La journée s’annonce purement et simplement agréable avec ces petites notes positives reçues de si bon matin.

Deuxième message : « On passe te prendre ce soir… match de foot ! » avec deux smileys, celui qui sourit de toutes ses dents et un cœur bleu.

Super ! J’ai hâte !

Elle remonte la couette au-dessus de sa tête, les sourcils froncés. Elle est quelque peu irritée, elle ne ressent pas l'envie de se rendre à un match.

Après l’habituelle journée à son salon de thé, la commerçante rentre chez elle. Caroline est adossée au mur devant l’interphone. Elle a cinq années de moins qu’Énora, elles se connaissent depuis les années lycée de la commerçante. Caroline est brune, elle a un carré court dégradé qui épouse parfaitement son visage fin et allongé.

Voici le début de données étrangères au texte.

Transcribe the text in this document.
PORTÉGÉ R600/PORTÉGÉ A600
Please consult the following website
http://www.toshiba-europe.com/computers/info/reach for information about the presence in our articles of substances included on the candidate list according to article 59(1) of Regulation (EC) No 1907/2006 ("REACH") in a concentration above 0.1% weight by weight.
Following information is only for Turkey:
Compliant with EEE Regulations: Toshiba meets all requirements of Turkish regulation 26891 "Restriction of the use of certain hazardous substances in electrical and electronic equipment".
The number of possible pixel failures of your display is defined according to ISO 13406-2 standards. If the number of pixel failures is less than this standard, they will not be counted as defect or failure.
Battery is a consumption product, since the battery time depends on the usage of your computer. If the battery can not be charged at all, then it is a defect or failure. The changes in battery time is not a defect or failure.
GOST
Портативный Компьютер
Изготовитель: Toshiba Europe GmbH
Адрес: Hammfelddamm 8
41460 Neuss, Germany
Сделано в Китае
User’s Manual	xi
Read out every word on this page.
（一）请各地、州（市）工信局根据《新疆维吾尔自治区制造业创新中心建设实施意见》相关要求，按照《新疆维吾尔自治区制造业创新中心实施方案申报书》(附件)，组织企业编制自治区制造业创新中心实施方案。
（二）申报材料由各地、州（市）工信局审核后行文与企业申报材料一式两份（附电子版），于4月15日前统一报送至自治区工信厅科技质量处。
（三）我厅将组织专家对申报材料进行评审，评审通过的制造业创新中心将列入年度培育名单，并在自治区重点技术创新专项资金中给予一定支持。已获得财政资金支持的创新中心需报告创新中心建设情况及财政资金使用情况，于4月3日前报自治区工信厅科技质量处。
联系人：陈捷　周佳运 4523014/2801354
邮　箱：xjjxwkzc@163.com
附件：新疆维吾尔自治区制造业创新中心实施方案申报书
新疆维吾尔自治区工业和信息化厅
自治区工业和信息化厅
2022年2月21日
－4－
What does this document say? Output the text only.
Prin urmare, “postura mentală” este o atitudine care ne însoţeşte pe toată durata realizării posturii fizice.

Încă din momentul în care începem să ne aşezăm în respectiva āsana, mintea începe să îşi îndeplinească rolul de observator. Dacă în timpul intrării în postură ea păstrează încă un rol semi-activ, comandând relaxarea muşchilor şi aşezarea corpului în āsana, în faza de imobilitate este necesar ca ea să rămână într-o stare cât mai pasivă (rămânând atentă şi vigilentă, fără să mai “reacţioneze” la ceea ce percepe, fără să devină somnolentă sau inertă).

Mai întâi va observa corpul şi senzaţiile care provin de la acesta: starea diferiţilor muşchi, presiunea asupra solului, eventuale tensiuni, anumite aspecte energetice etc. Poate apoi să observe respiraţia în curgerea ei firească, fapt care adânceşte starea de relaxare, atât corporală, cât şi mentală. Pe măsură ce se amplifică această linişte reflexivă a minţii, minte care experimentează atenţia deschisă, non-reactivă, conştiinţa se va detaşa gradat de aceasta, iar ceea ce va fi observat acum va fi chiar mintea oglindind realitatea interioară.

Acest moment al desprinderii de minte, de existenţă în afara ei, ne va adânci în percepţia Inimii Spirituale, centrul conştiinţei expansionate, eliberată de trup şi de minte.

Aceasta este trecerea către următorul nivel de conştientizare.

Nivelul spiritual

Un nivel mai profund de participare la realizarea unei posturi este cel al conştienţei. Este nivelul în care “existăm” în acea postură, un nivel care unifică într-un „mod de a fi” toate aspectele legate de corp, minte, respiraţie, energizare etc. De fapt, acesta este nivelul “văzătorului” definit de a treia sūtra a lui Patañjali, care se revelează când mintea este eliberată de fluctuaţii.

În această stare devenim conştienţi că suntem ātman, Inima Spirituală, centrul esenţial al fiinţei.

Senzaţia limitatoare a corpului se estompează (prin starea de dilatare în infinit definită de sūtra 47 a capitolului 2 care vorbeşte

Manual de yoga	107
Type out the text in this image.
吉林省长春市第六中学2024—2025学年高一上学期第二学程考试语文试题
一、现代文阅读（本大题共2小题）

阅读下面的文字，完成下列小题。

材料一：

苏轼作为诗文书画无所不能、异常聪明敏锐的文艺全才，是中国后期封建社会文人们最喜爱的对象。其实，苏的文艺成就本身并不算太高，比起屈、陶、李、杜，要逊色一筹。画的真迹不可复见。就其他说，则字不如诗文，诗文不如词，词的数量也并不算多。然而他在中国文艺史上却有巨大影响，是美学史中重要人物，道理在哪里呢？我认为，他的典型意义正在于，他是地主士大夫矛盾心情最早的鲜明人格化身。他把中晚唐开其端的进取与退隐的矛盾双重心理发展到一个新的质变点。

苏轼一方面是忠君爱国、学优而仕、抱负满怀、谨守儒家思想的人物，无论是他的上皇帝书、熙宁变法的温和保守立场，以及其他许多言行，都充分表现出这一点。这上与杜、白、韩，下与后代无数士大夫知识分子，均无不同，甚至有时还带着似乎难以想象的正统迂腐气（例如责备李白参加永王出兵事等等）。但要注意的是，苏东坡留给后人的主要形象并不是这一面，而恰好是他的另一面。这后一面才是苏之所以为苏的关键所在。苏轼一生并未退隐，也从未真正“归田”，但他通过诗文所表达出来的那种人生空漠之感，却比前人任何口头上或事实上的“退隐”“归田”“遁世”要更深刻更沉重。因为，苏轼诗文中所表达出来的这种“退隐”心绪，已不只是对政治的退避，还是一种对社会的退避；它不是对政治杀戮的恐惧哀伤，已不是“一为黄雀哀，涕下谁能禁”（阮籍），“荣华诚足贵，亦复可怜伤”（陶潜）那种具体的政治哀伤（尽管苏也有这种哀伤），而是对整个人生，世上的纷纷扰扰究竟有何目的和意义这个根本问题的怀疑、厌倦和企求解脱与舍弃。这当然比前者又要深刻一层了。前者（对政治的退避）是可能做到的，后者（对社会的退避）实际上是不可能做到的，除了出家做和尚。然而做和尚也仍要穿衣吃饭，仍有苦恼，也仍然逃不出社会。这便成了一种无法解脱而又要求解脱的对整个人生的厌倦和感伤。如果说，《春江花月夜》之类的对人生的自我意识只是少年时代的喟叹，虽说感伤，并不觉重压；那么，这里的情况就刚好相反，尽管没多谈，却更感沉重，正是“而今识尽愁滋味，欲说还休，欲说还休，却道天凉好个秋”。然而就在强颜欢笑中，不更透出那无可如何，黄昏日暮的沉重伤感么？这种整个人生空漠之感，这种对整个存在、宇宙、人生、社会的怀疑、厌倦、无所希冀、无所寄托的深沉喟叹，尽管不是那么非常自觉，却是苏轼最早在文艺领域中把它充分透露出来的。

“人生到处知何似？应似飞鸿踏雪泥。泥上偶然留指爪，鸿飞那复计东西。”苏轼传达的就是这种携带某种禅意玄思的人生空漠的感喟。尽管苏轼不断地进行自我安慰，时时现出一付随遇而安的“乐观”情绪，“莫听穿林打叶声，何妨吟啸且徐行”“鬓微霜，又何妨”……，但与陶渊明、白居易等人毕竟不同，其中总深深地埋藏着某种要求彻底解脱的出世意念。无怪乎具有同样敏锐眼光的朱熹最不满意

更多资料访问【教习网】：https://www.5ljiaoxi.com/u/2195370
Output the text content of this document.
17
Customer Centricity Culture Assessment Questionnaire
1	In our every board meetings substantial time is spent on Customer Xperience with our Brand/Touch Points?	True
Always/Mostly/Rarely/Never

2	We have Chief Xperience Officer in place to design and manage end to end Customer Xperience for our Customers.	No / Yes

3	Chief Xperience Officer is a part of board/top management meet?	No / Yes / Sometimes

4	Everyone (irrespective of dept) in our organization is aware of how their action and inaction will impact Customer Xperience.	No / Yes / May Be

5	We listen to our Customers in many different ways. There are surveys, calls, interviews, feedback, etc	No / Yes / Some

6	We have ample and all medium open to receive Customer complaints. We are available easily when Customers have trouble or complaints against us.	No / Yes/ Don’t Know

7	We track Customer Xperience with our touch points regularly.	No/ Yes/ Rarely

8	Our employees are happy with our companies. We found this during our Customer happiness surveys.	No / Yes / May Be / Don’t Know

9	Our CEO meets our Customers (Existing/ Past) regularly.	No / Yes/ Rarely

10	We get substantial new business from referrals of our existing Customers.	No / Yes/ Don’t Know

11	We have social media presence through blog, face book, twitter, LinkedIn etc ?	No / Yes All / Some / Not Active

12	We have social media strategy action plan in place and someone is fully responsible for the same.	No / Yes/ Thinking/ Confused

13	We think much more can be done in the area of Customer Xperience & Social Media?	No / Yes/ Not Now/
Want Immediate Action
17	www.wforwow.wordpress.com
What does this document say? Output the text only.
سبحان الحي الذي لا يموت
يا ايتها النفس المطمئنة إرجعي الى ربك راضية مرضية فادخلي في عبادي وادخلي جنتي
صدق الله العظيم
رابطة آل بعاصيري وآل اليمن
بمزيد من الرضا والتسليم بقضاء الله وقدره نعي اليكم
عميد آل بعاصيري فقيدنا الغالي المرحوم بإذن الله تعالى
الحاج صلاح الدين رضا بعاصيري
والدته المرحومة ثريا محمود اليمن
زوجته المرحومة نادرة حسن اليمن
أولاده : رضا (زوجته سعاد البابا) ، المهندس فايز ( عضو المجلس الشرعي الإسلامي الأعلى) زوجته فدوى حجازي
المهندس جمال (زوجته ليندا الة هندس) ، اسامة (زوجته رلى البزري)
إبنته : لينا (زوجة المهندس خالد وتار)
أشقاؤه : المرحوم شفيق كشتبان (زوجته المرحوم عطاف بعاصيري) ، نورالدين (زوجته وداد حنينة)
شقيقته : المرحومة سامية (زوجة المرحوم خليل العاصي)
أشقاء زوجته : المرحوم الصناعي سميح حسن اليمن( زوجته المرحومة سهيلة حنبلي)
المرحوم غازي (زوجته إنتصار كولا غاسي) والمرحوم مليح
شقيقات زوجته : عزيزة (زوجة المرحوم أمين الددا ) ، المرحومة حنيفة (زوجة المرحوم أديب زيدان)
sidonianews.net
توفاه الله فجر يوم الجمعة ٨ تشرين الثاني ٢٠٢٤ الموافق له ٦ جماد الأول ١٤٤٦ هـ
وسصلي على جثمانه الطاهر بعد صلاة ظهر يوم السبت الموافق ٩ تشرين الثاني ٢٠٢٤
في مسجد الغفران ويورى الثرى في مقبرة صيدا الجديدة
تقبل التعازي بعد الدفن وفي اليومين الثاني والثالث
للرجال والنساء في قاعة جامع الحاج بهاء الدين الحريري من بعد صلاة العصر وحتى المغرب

— Je ne te dérange pas ? dit-elle en la prenant dans ses bras pour lui faire la bise.

— Pas du tout. Je suis ravie bien au contraire que tu me rendes une visite impromptue. Monte, je t'en prie. Tu n’as pas ton loulou avec toi ?

— Non, il est avec Tom… garde partagée, lance-t-elle en montant les marches.

Énora loge au premier étage. Elle se retourne subitement, décontenancée.

— Oh, pourquoi ? demande-t-elle avec maladresse, les yeux écarquillés.

— C’est la vie, c’est mieux ainsi, je t’assure.

— Assieds-toi, mets-toi à l’aise. Boisson chaude ou froide ? interroge Énora en passant la porte d'entrée.

Elle dépose son manteau sur la patère du hall.

— Ne t’embête pas, la même chose que toi. Tu as tout refait, dis-moi, c’est magnifique ce camaïeu de bleu sur tes murs.

— Merci. Cela fait si longtemps que cela que l’on ne s’est pas vues ?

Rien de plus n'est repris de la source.